Attenzione: non tutto lo stress, la paura, il dolore, la vulnerabilità o l’impotenza, diventa Trauma! In ottica psicodinamica, lo sviluppo di un trauma dall’esperienza che ognuno di noi sta vivendo in modo personale, dipende dalla capacità individuale di comprendere, elaborare e reagire all’evento e alle emozioni che lo accompagnano. Quando l’esperienza si fa intollerabile per la mente del soggetto, sconvolgendolo, perché non ha strumenti per comprenderla e adattarvisi, questo può alterare la propria valutazione di sé come soggetto attivo verso l’esperienza che lo ha travolto ed incidere sui suoi comportamenti e le sue capacità, personali e relazionali. Ecco quindi che per evitare il trauma è importante che tutto ciò che siamo “costretti” a fare o a cui rinunciamo oggi deve avere un senso, chiaro, concreto, meglio ancora se condiviso. Soprattutto per i bambini, che vanno aiutati e sostenuti nella ricerca di senso per tutte quelle differenze che stanno vivendo.

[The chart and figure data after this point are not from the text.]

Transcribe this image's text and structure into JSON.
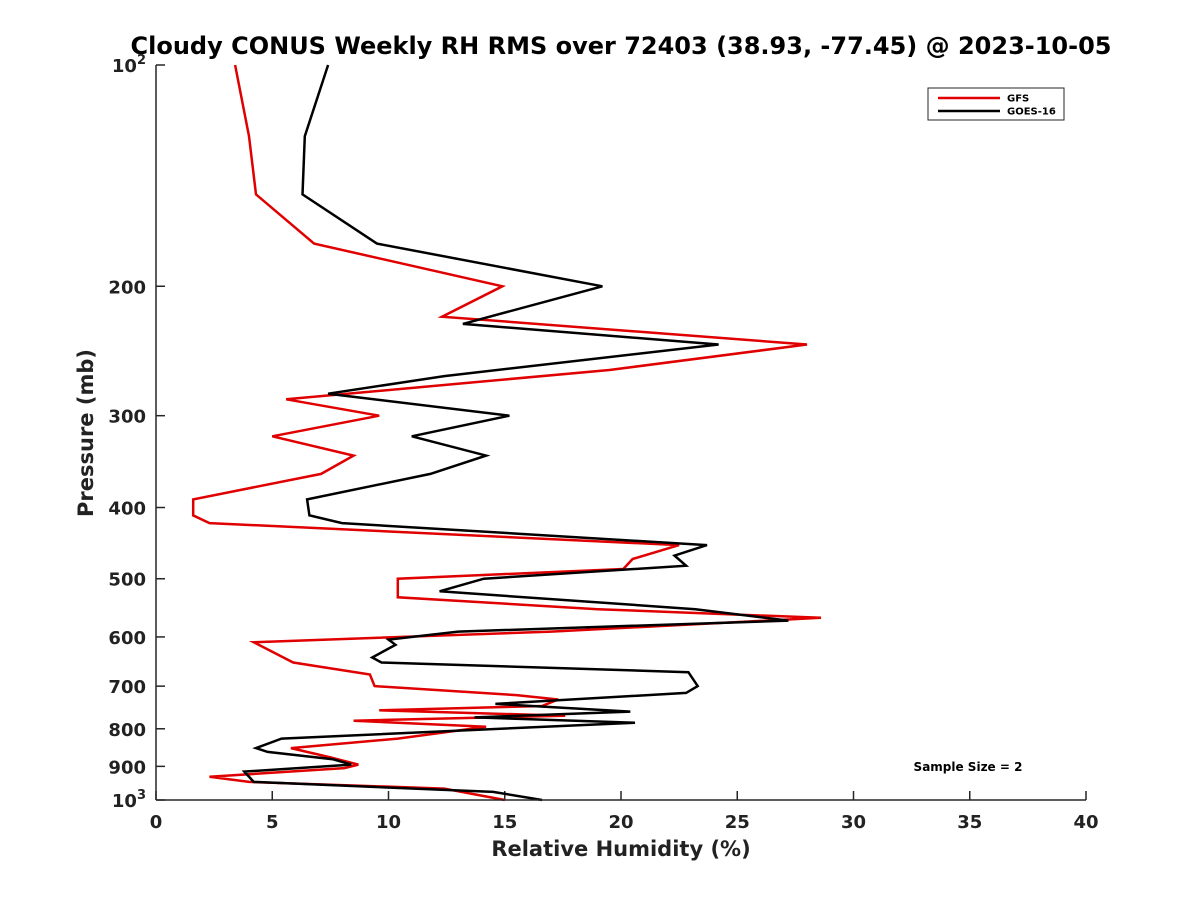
{
  "chart_data": {
    "type": "line",
    "title": "Cloudy CONUS Weekly RH RMS over 72403 (38.93, -77.45) @ 2023-10-05",
    "xlabel": "Relative Humidity (%)",
    "ylabel": "Pressure (mb)",
    "xlim": [
      0,
      40
    ],
    "ylim": [
      100,
      1000
    ],
    "y_scale": "log",
    "y_reversed": true,
    "x_ticks": [
      0,
      5,
      10,
      15,
      20,
      25,
      30,
      35,
      40
    ],
    "x_tick_labels": [
      "0",
      "5",
      "10",
      "15",
      "20",
      "25",
      "30",
      "35",
      "40"
    ],
    "y_ticks": [
      100,
      200,
      300,
      400,
      500,
      600,
      700,
      800,
      900,
      1000
    ],
    "y_tick_labels": [
      {
        "base": "10",
        "exp": "2"
      },
      {
        "base": "200",
        "exp": ""
      },
      {
        "base": "300",
        "exp": ""
      },
      {
        "base": "400",
        "exp": ""
      },
      {
        "base": "500",
        "exp": ""
      },
      {
        "base": "600",
        "exp": ""
      },
      {
        "base": "700",
        "exp": ""
      },
      {
        "base": "800",
        "exp": ""
      },
      {
        "base": "900",
        "exp": ""
      },
      {
        "base": "10",
        "exp": "3"
      }
    ],
    "grid": false,
    "legend_position": "top-right",
    "series": [
      {
        "name": "GFS",
        "color": "#e00000",
        "points": [
          [
            3.4,
            100
          ],
          [
            4.0,
            125
          ],
          [
            4.3,
            150
          ],
          [
            6.8,
            175
          ],
          [
            14.9,
            200
          ],
          [
            12.3,
            220
          ],
          [
            28.0,
            240
          ],
          [
            19.5,
            260
          ],
          [
            5.6,
            285
          ],
          [
            9.6,
            300
          ],
          [
            5.0,
            320
          ],
          [
            8.5,
            340
          ],
          [
            7.1,
            360
          ],
          [
            1.6,
            390
          ],
          [
            1.6,
            410
          ],
          [
            2.3,
            420
          ],
          [
            22.5,
            450
          ],
          [
            20.5,
            470
          ],
          [
            20.1,
            485
          ],
          [
            10.4,
            500
          ],
          [
            10.4,
            530
          ],
          [
            19.0,
            550
          ],
          [
            28.6,
            565
          ],
          [
            17.0,
            590
          ],
          [
            4.2,
            610
          ],
          [
            5.9,
            650
          ],
          [
            9.2,
            675
          ],
          [
            9.4,
            700
          ],
          [
            15.5,
            720
          ],
          [
            17.3,
            730
          ],
          [
            16.6,
            745
          ],
          [
            9.6,
            755
          ],
          [
            17.6,
            768
          ],
          [
            8.5,
            780
          ],
          [
            14.2,
            795
          ],
          [
            10.4,
            825
          ],
          [
            5.8,
            850
          ],
          [
            7.5,
            875
          ],
          [
            8.7,
            895
          ],
          [
            8.1,
            905
          ],
          [
            2.3,
            930
          ],
          [
            4.0,
            945
          ],
          [
            12.4,
            965
          ],
          [
            15.0,
            1000
          ]
        ]
      },
      {
        "name": "GOES-16",
        "color": "#000000",
        "points": [
          [
            7.4,
            100
          ],
          [
            6.4,
            125
          ],
          [
            6.3,
            150
          ],
          [
            9.5,
            175
          ],
          [
            19.2,
            200
          ],
          [
            13.2,
            225
          ],
          [
            24.2,
            240
          ],
          [
            12.4,
            265
          ],
          [
            7.4,
            280
          ],
          [
            15.2,
            300
          ],
          [
            11.0,
            320
          ],
          [
            14.2,
            340
          ],
          [
            11.8,
            360
          ],
          [
            6.5,
            390
          ],
          [
            6.6,
            410
          ],
          [
            8.0,
            420
          ],
          [
            23.7,
            450
          ],
          [
            22.3,
            465
          ],
          [
            22.8,
            480
          ],
          [
            14.1,
            500
          ],
          [
            12.2,
            520
          ],
          [
            23.2,
            550
          ],
          [
            27.2,
            570
          ],
          [
            13.0,
            590
          ],
          [
            10.0,
            605
          ],
          [
            10.3,
            615
          ],
          [
            9.3,
            640
          ],
          [
            9.7,
            650
          ],
          [
            22.9,
            670
          ],
          [
            23.3,
            700
          ],
          [
            22.8,
            715
          ],
          [
            14.6,
            740
          ],
          [
            20.4,
            758
          ],
          [
            13.7,
            772
          ],
          [
            20.6,
            785
          ],
          [
            5.4,
            825
          ],
          [
            4.3,
            850
          ],
          [
            4.8,
            860
          ],
          [
            7.6,
            880
          ],
          [
            8.4,
            895
          ],
          [
            3.8,
            915
          ],
          [
            4.2,
            945
          ],
          [
            14.5,
            975
          ],
          [
            16.6,
            1000
          ]
        ]
      }
    ],
    "annotations": [
      {
        "text": "Sample Size = 2",
        "x": 35,
        "y": 900
      }
    ]
  }
}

È fondamentale gestire lo stress oggi, con un approccio adattivo, comune, con una visione chiara del senso delle nostre azioni e delle nostre rinunce, delle perdite, anche con l’aiuto degli psicologi. Ciò per non lasciare spazio a quello stravolgimento radicale e intollerabile che annulla i nostri riferimenti generando il trauma. Bisogna conservare e ribadire il proprio valore, mantenere la sensazione di poter agire sul problema influenzandone l’esito, ricordare che dalle difficoltà usciremo rafforzati, per inibire quel disorientamento psicoemotivo profondo che resta nella memoria come la radice del Disturbo Post Traumatico da Stress, con cui le popolazioni potrebbero dover fare i conti quando l’epidemia sarà passata.